When he tried to haul me in out of the blue when I was on a perfectly great date, I had had enough.  I did my own hauling off and punched him right between the eyes. I was sick and tired of his harassment. I was tired of his abuse of power, his screaming shit at me,  his red face stressed to eating wires. Then…he spit on me.

Pow!

Who knew he was a wuss? Down he went, out cold…and right into the path of an oncoming car. His partner Dmitri got to him   before anything real serious could happen. Galloway had hit his head on my car bumper on the way down, so between the pop in the face and the blood above his eyes, well…Me? I just stood there, in shock more than anything else. The feral grin (yep, I felt feral at that moment) sent Dmitri over the top. Next thing I knew I was thrown against my Mercedes, my hands were  behind my back being bitingly cuffed, Lisa (my great date) was screaming her head off, and I broke a heel off my new pump.
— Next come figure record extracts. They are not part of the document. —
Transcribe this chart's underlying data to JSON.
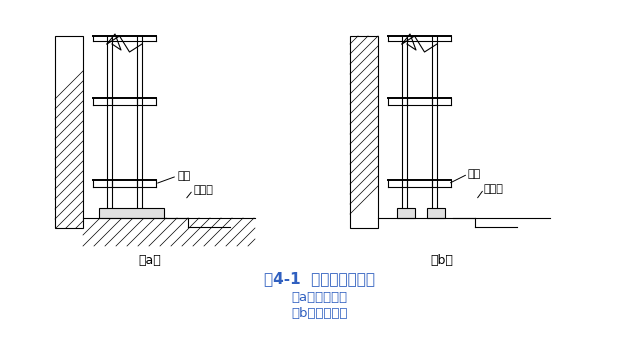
{
  "title": "图4-1  普通脚手架基底",
  "subtitle_a": "（a）横铺垫板",
  "subtitle_b": "（b）顺铺垫板",
  "label_a": "（a）",
  "label_b": "（b）",
  "label_dianmu": "垫木",
  "label_paishuigou": "排水沟",
  "title_color": "#3060c0",
  "subtitle_color": "#3060c0",
  "bg_color": "#ffffff",
  "lc": "#000000",
  "fig_w": 6.39,
  "fig_h": 3.46,
  "dpi": 100
}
“Daddy’s Little Girl At It Again” went the headline of one of the local rags. The TV stations went with it big time. My lawyer plead my case: big bad cop, poor little ol’ me, the injustice, strain, PMS (I almost hit him between the eyes AND kicked him between the legs for that one), my dead mother GOD REST HER SOUL, the LGBT tried to “help” ::coughAgendacough::: that this was a hate thing on his part (he just didn’t like me, even before he knew)…and I still served two months in jail and then a year of community service.

If I hadn’t already been on Galloway and Dmitri’s shit list, I was Number One with a bullet now. He had to kinda stay away from me, which was one of the only good things that came out of it all (well, that and him going down like he did), but that did not mean his buds had to. Nor Dmitri.

Now they had even more reason to come get me. The jerk that Angie..dammit…Jane and her-whatever-he-was-to-her killed was big money that fed into police causes. Of course he was. The wife knew my name.  My prints and blood were all over the scene of the crime, and I had fled said scene. Guilty Guilty Guilty. I knew there was no way out of this one, unless I found Angie/Jane and her partner, and handed them over with impunity for me, dead to rights for them.

Angie. You’re beautiful, but it was not time to say goodbye just yet. Things just went up in smoke, and there ain’t no loving in your soul. I’m going to find you, kick your ass, and then show you were all this is going to lead you. Mick and Keith, if only you knew.